I rimedi della zia – I viaggi di Spirito

Cocktail

Lo so, è dura rimanere in casa ma questo non ci impedisce di viaggiare nello spazio e nel tempo con il mezzo più artistico che abbiamo a disposizione: la fotografia.
Si rifletteva con un’amica che da più di un decennio le nostre foto sono solo digitali, raccolte in cartelle e racchiuse nei computer se usiamo una macchina fotografica, altrimenti sempre a disposizione sul nostro cellulare che è diventato il nostro principale mezzo per fotografare.

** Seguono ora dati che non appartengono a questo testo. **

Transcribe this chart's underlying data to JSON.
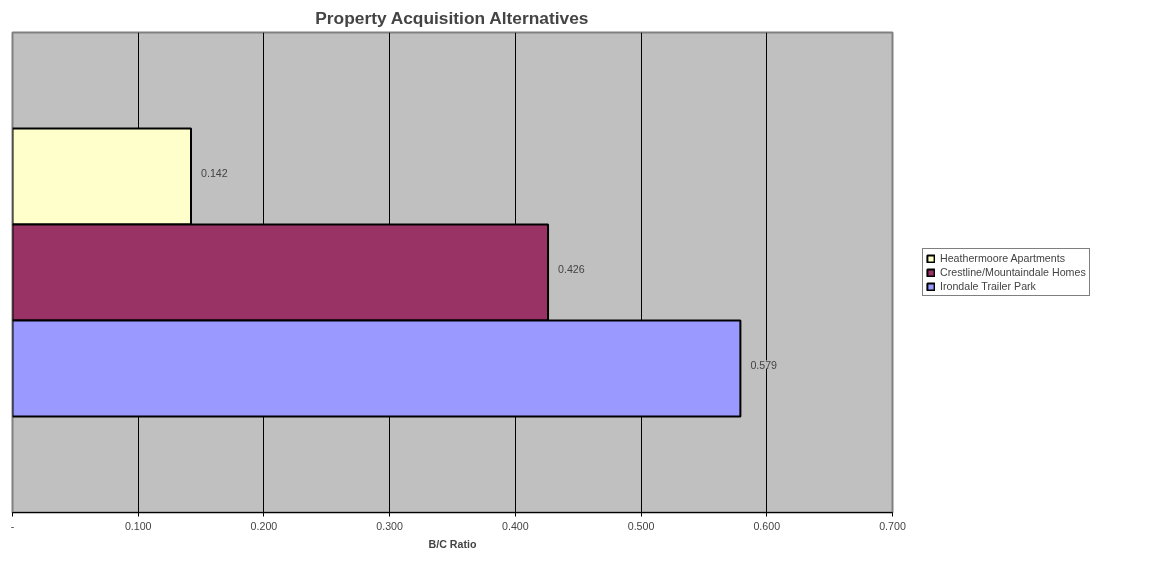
{
  "chart_data": {
    "type": "bar",
    "orientation": "horizontal",
    "title": "Property Acquisition Alternatives",
    "xlabel": "B/C Ratio",
    "categories": [
      null
    ],
    "series": [
      {
        "name": "Heathermoore Apartments",
        "color": "#ffffcc",
        "values": [
          0.142
        ]
      },
      {
        "name": "Crestline/Mountaindale Homes",
        "color": "#993366",
        "values": [
          0.426
        ]
      },
      {
        "name": "Irondale Trailer Park",
        "color": "#9999ff",
        "values": [
          0.579
        ]
      }
    ],
    "xlim": [
      0,
      0.7
    ],
    "xticks": [
      {
        "value": 0,
        "label": "-"
      },
      {
        "value": 0.1,
        "label": "0.100"
      },
      {
        "value": 0.2,
        "label": "0.200"
      },
      {
        "value": 0.3,
        "label": "0.300"
      },
      {
        "value": 0.4,
        "label": "0.400"
      },
      {
        "value": 0.5,
        "label": "0.500"
      },
      {
        "value": 0.6,
        "label": "0.600"
      },
      {
        "value": 0.7,
        "label": "0.700"
      }
    ],
    "data_labels": true,
    "grid": "x",
    "legend": "right",
    "tick_labels": "x"
  }
}
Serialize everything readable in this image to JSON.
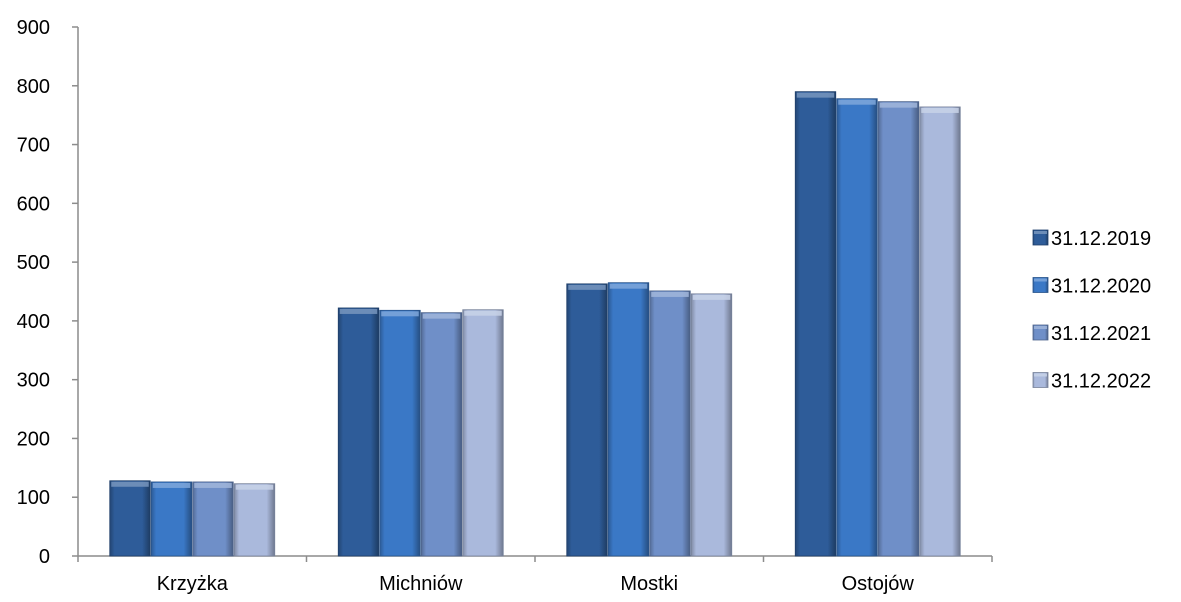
{
  "chart_data": {
    "type": "bar",
    "categories": [
      "Krzyżka",
      "Michniów",
      "Mostki",
      "Ostojów"
    ],
    "series": [
      {
        "name": "31.12.2019",
        "values": [
          128,
          422,
          463,
          790
        ],
        "color": "#2e5c99"
      },
      {
        "name": "31.12.2020",
        "values": [
          126,
          418,
          465,
          778
        ],
        "color": "#3a78c6"
      },
      {
        "name": "31.12.2021",
        "values": [
          126,
          414,
          451,
          773
        ],
        "color": "#6f8fc8"
      },
      {
        "name": "31.12.2022",
        "values": [
          123,
          419,
          446,
          764
        ],
        "color": "#aab9dc"
      }
    ],
    "ylim": [
      0,
      900
    ],
    "yticks": [
      0,
      100,
      200,
      300,
      400,
      500,
      600,
      700,
      800,
      900
    ],
    "legend_position": "right",
    "grid": false
  }
}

Io credo invece che alcuni fortunati scatti meritino di essere stampati, così ho iniziato a selezionare le mie foto migliori e più significative per poterle poi raccogliere in un album, come una volta: ho cominciato dalla mia ultima vacanza, una splendida settimana nell’isola di Pantelleria.

Pantelleria

Ospite dell’azienda Donnafugata ho alloggiato nel loro “Palazzotto” affiancato dalla moderna cantina in pietra lavica la cui architettura ricorda quella dei tradizionali Dammusi. Il tutto incastonato in un anfiteatro naturale segnato dai muretti a secco dei terrazzamenti degli alberelli di Zibibbo.

Nella parte che scende verso il mare e si snoda tra i vigneti, c’è un percorso tracciato da foto dell’isola negli anni ‘70 che accompagnano fino ad un Giardino Pantesco, le cui origini risalgono al 3.000 a.c.
Si tratta di una struttura circolare in pietra lavica murata a secco, alta 4 metri con un diametro di 11 metri, con un’unica stretta apertura per accedervi e piccole aperture secondarie per consentire il passaggio di acqua piovana.

Giardino pantesco

All’interno un piccolo miracolo: un’ unica, straordinaria e secolare pianta di arancio “Portogallo”. Le mura oltre a riparare i frutti dai danni del vento, consentono di trattenere l’umidità notturna, creando un microclima più fresco ed umido dell’ambiente esterno, una meraviglia della natura e dell’ingegno umano.

Cocktail

Se volete fare un viaggio di spirito a Pantelleria vi consiglio il mio Giardino Pantesco: Grappa di Moscato di Pantelleria della mia amica Antonella Bocchino, il suo liquore Ananda alle fave di cacao, Bitter Campari e Americano Cocchi, il tutto guarnito con un’arancia candita ricoperta di cioccolato.
Un Boulevardier inaspettato magari da sorseggiare leggendo il Gattopardo.

A tal proposito vi voglio salutare con una frase di Tancredi che ritengo molto adatta a questo momento
Se vogliamo che tutto rimanga com’è, bisogna che tutto cambi.